The Chief Executive Officer (CEO) of AstraZeneca, Pascal Soriot, is seen posing for a photograph in this undated picture provided by AstraZeneca in London on March 12, 2013. REUTERS/Marcus Lyon/AstraZeneca/Handout

The deal shows AstraZeneca’s new Chief Executive Pascal Soriot taking on more scientific risks by betting on a new and still unproven approach to cardiovascular medicine.

Financial details of the acquisition by the British drugmaker’s MedImmune unit were not disclosed but the amount paid will have been modest since AstraZeneca was not obliged to disclose it as a material investment.

Last month it revealed it paid $240 million upfront to Moderna Therapeutics to access its know-how in manipulating RNA, or ribonucleic acid, which helps create proteins inside cells - another example of Soriot placing a bet on new science.

Soriot has stated that he plans to build up the company’s sparse drug pipeline by striking more deals with outside partners as he tries to restock its product portfolio following a wave of patent expiries.

Cardiovascular and metabolic disease - one of three core therapy areas for AstraZeneca, along with oncology and respiratory/inflammation - is a particular priority since the company has few experimental compounds for such conditions.

AlphaCore will help plug the gap, although it will not deliver any marketable products for many years. Its leading drug candidate ACP-501, a genetically engineered liver-derived enzyme called LCAT, only completed Phase I clinical tests last year.

Drugs need to go through three phases of lengthy tests before being approved for sale.

The hope is that ACP-501 will help in the management of cholesterol to reduce the risk of heart attacks and strokes. It could also play a role in a rare, hereditary disorder called familial LCAT deficiency in which the LCAT enzyme is absent.

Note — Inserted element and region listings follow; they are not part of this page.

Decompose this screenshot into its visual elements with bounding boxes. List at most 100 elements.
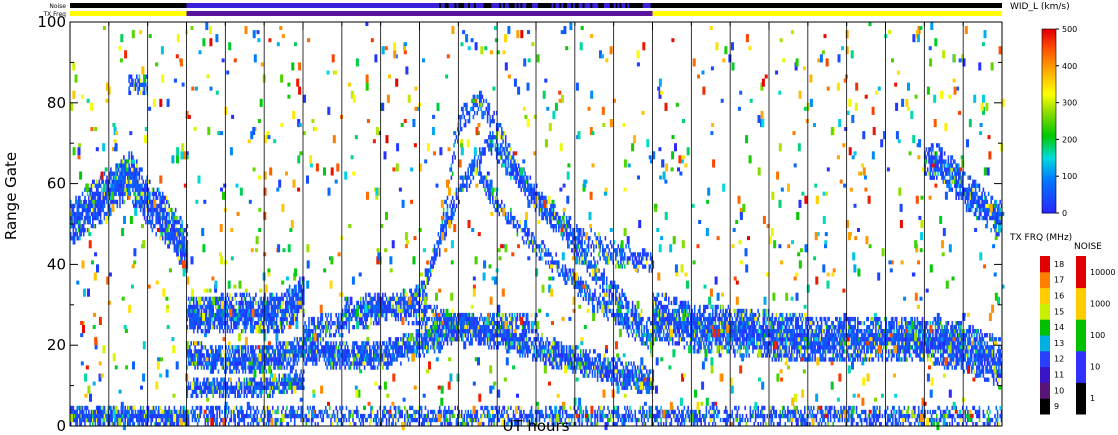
echo-cell <box>172 236 174 241</box>
echo-cell <box>249 316 252 322</box>
echo-cell <box>596 276 599 281</box>
echo-cell <box>85 405 88 411</box>
echo-cell <box>441 325 444 330</box>
echo-cell <box>239 308 242 314</box>
echo-cell <box>243 321 246 326</box>
echo-cell <box>305 345 308 350</box>
echo-cell <box>401 296 403 302</box>
echo-cell <box>472 167 475 172</box>
echo-cell <box>593 256 595 261</box>
echo-cell <box>609 365 612 370</box>
echo-cell <box>404 345 406 350</box>
noise-strip-cell <box>621 3 624 8</box>
echo-cell <box>79 422 81 427</box>
echo-cell <box>255 345 257 350</box>
echo-cell <box>97 183 99 188</box>
echo-cell <box>270 353 273 358</box>
echo-cell <box>625 373 627 378</box>
echo-cell <box>242 353 244 358</box>
echo-cell <box>251 393 253 399</box>
echo-cell <box>262 308 265 314</box>
echo-cell <box>310 345 313 350</box>
echo-cell <box>243 381 246 386</box>
echo-cell <box>529 175 532 180</box>
echo-cell <box>344 357 346 362</box>
echo-cell <box>89 195 91 201</box>
echo-cell <box>296 361 299 366</box>
echo-cell <box>193 357 195 362</box>
echo-cell <box>224 308 226 314</box>
echo-cell <box>558 345 560 350</box>
echo-cell <box>231 385 234 390</box>
echo-cell <box>142 422 145 427</box>
echo-cell <box>209 345 212 350</box>
echo-cell <box>180 405 182 411</box>
echo-cell <box>372 361 375 366</box>
echo-cell <box>404 341 406 346</box>
echo-cell <box>426 349 428 354</box>
echo-cell <box>384 316 387 322</box>
echo-cell <box>482 337 485 342</box>
echo-cell <box>209 312 212 318</box>
echo-cell <box>358 321 361 326</box>
echo-cell <box>328 321 331 326</box>
echo-cell <box>216 357 218 362</box>
echo-cell <box>612 284 614 289</box>
echo-cell <box>455 195 458 201</box>
echo-cell <box>497 345 499 350</box>
echo-cell <box>208 385 211 390</box>
echo-cell <box>203 365 205 370</box>
echo-cell <box>246 300 248 306</box>
echo-cell <box>565 349 568 354</box>
echo-cell <box>156 220 159 225</box>
echo-cell <box>146 187 148 192</box>
echo-cell <box>274 385 277 390</box>
echo-cell <box>595 357 598 362</box>
echo-cell <box>617 284 620 289</box>
echo-cell <box>218 353 221 358</box>
echo-cell <box>186 308 189 314</box>
echo-cell <box>325 333 327 338</box>
echo-cell <box>120 167 123 172</box>
echo-cell <box>422 345 424 350</box>
echo-cell <box>652 373 655 378</box>
echo-cell <box>124 187 126 192</box>
echo-cell <box>361 349 363 354</box>
echo-cell <box>555 349 557 354</box>
echo-cell <box>586 361 589 366</box>
echo-cell <box>594 361 596 366</box>
echo-cell <box>323 357 326 362</box>
echo-cell <box>111 409 113 415</box>
echo-cell <box>208 325 211 330</box>
echo-cell <box>620 296 622 302</box>
echo-cell <box>512 171 515 176</box>
echo-cell <box>594 369 596 374</box>
noise-strip-cell <box>559 3 562 8</box>
echo-cell <box>269 393 271 399</box>
echo-cell <box>270 325 273 330</box>
echo-cell <box>337 312 340 318</box>
echo-cell <box>94 211 97 217</box>
echo-cell <box>598 268 600 273</box>
echo-cell <box>82 207 85 213</box>
echo-cell <box>103 171 106 176</box>
echo-cell <box>246 325 248 330</box>
echo-cell <box>589 365 591 370</box>
echo-cell <box>354 341 357 346</box>
echo-cell <box>70 199 72 205</box>
echo-cell <box>463 102 466 108</box>
echo-cell <box>123 187 125 192</box>
echo-cell <box>257 304 260 310</box>
noise-strip-cell <box>541 3 545 8</box>
echo-cell <box>262 296 265 302</box>
echo-cell <box>502 135 504 140</box>
echo-cell <box>75 413 77 419</box>
echo-cell <box>402 288 405 293</box>
echo-cell <box>134 199 137 205</box>
echo-cell <box>455 191 458 197</box>
echo-cell <box>325 341 327 346</box>
echo-cell <box>115 183 117 188</box>
echo-cell <box>426 337 428 342</box>
echo-cell <box>265 381 268 386</box>
echo-cell <box>178 236 181 241</box>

MedImmune head Bahija Jallal said the end result could be new combination or standalone therapies for patients living with chronic and acute cardiovascular diseases.


In the past, AstraZeneca has been relatively cautious about exploring new drug approaches but Soriot, who joined from Roche ROG.VX last October, has signaled a change of direction.

He complained last month that AstraZeneca had lost some of its scientific confidence. “Smart risk taking is part of how you run an innovation business. There is no innovation without risk,” he said.

Soriot has embarked on a major restructuring of the group, which will cost $2.3 billion and involve shedding one in 10 jobs. At the end of the process, he aims to have a more focused drug research machine, better placed to tap into cutting-edge science.

It promises to be a long haul but AstraZeneca believes it can double the number of drugs in late-stage development by 2016, from just six today.

Industry analysts believe AstraZeneca could spend $20 billion on acquisitions and there has been speculation of a large deal, such as buying on Shire SHP.L. Soriot, however, favors bolt-on deals and has previously said a major buy is possible but unlikely.

The acquisition of Ann Arbor, Michigan-based AlphaCore and the recent deal with Moderna may be more typical of his style.